Training | Test Accuracy (triplet) | Binary Test Accuracy | Mean Few Shot Accuracy |
---|---|---|---|
90-10 | 88.34% | 80.95% | 83.06% |
90-10 meta | 73.44% | 67.60% | 68.80% |
Although the model trained with metalearning is less performing, there are some considerations to be made in this regard:
- Metaiterations may not be enough, the model may need to be trained further.
- The threshold value of binary tests may not be optimal.

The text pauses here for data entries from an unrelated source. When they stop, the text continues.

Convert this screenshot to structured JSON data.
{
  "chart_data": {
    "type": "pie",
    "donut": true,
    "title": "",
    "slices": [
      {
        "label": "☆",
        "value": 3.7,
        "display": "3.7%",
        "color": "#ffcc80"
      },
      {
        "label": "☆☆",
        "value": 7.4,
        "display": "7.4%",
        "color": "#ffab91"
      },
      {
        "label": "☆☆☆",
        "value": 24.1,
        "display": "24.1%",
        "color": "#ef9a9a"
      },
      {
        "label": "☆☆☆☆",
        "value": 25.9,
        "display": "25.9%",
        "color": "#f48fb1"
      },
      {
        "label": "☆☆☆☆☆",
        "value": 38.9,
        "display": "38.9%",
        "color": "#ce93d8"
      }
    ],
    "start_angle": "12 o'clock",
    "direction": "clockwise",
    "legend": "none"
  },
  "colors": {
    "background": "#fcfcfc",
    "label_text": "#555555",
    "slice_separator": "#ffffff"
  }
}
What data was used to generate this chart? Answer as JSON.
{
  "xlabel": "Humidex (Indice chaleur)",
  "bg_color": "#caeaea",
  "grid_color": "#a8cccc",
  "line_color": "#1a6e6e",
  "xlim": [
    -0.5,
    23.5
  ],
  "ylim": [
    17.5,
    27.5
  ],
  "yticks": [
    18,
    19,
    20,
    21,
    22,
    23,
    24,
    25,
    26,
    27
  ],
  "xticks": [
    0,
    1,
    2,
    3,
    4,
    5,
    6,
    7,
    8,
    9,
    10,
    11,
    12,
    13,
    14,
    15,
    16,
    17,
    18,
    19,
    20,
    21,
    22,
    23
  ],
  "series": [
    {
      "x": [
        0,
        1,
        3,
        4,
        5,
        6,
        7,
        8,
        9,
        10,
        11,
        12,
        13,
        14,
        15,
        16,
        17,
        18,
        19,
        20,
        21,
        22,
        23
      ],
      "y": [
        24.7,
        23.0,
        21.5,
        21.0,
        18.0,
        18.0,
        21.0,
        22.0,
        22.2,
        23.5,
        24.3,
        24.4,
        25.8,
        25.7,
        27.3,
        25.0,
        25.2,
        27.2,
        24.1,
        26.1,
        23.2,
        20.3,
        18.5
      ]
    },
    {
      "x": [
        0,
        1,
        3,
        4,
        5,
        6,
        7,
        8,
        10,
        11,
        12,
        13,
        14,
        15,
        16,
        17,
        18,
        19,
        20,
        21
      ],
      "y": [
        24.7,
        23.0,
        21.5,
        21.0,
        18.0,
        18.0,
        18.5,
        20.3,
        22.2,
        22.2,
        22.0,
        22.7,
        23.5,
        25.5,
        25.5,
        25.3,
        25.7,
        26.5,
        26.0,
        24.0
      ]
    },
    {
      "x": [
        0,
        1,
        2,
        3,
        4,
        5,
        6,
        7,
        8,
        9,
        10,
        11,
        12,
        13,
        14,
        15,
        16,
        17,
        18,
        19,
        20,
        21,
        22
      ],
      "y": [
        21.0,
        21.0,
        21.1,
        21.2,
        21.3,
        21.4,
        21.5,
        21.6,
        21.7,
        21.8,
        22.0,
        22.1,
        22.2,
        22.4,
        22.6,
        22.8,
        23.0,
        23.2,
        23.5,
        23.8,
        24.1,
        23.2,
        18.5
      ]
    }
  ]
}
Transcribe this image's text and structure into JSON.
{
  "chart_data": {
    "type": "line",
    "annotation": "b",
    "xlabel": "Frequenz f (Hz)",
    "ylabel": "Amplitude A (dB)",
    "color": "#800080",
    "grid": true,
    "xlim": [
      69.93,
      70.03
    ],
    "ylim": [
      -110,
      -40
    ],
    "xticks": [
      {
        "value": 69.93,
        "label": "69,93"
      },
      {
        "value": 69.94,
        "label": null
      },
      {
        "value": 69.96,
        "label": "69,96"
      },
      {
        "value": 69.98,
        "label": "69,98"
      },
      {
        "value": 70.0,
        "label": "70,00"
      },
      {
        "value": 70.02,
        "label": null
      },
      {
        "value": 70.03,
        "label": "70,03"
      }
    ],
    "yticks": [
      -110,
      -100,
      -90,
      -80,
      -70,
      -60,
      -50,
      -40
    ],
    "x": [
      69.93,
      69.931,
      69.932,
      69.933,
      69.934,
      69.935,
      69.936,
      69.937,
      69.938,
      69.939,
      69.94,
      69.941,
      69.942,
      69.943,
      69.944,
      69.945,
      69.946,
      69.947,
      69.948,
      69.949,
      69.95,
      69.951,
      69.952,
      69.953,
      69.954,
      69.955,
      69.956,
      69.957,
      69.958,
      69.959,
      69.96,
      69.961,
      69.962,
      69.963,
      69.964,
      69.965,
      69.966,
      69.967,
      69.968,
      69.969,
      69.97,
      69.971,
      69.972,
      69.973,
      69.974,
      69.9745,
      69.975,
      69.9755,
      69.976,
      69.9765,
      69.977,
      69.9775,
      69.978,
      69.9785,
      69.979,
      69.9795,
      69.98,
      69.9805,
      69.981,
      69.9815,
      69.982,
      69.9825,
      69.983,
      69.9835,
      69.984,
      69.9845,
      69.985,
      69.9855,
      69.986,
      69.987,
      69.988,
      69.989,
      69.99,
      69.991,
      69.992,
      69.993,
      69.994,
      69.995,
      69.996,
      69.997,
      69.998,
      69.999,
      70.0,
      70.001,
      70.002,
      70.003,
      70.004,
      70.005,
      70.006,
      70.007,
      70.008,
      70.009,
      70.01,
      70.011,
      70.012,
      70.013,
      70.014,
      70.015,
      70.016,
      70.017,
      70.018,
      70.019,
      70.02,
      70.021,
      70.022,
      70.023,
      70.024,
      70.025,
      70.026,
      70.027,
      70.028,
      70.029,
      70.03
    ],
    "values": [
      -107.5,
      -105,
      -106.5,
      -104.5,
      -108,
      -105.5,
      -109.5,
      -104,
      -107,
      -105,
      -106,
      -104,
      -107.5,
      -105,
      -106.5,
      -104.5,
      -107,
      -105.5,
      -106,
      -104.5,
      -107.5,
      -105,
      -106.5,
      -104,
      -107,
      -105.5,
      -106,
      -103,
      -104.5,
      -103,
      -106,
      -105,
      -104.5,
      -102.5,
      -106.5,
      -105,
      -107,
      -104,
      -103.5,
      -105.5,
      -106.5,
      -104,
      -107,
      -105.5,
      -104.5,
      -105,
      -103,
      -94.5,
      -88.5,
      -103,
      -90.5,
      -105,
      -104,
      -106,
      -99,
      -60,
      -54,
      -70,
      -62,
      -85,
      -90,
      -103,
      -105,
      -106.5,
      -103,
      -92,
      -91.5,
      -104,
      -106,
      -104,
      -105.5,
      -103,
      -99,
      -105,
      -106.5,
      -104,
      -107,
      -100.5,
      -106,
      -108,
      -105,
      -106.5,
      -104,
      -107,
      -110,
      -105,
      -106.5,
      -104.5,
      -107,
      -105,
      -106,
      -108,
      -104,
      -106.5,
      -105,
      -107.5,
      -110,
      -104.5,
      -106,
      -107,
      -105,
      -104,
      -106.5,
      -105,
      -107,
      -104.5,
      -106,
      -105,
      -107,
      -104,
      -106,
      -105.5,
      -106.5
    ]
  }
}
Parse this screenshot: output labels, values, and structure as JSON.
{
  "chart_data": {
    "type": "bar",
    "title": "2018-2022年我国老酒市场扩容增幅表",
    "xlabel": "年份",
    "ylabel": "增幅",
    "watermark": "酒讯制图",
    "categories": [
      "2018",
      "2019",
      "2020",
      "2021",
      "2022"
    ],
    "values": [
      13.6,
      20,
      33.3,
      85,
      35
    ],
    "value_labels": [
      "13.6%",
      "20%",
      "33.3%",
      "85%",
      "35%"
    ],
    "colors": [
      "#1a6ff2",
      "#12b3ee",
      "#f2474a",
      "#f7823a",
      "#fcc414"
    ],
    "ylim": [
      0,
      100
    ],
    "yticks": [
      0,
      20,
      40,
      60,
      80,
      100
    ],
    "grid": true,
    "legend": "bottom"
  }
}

Although the overall average is less performing, some unseen tasks were very accurate:
Task | Distance Test Accuracy | Binary Test Accuracy |
---|---|---|
TASK: 90 | 82.00% | 68.00% |
TASK: 91 | 68.00% | 60.00% |
TASK: 92 | 86.00% | 80.00% |
TASK: 93 | 76.00% | 54.00% |
TASK: 94 | 88.00% | 64.00% |
TASK: 95 | 96.00% | 90.00% |
TASK: 96 | 76.00% | 84.00% |
TASK: 97 | 72.00% | 76.00% |
TASK: 98 | 78.00% | 62.00% |
TASK: 99 | 78.00% | 50.00% |
- Distance accuracy Few Shot: 80.0
- Few Shot Binary accuracy: 68.8
Conclusion
During the experiments, the Siamese Network with triplet loss trained with the classical training paradigm already proved to be a sufficient approach to generalize the knowledge acquired on tasks excluded from the training phase.
Regarding the version trained with Reptile, one thing should be underlined:
the value of Distance accuracy Few Shot: (80.0) and the Few Shot Binary accuracy: (68.8) are closely related values, a better threshold can certainly make the Binary Accuracy tend towards 80, which would make the performance drop not so clear.
In conclusion, more thorough training, the calculation of an optimal threshold (or optimal thresholds) can certainly improve the data.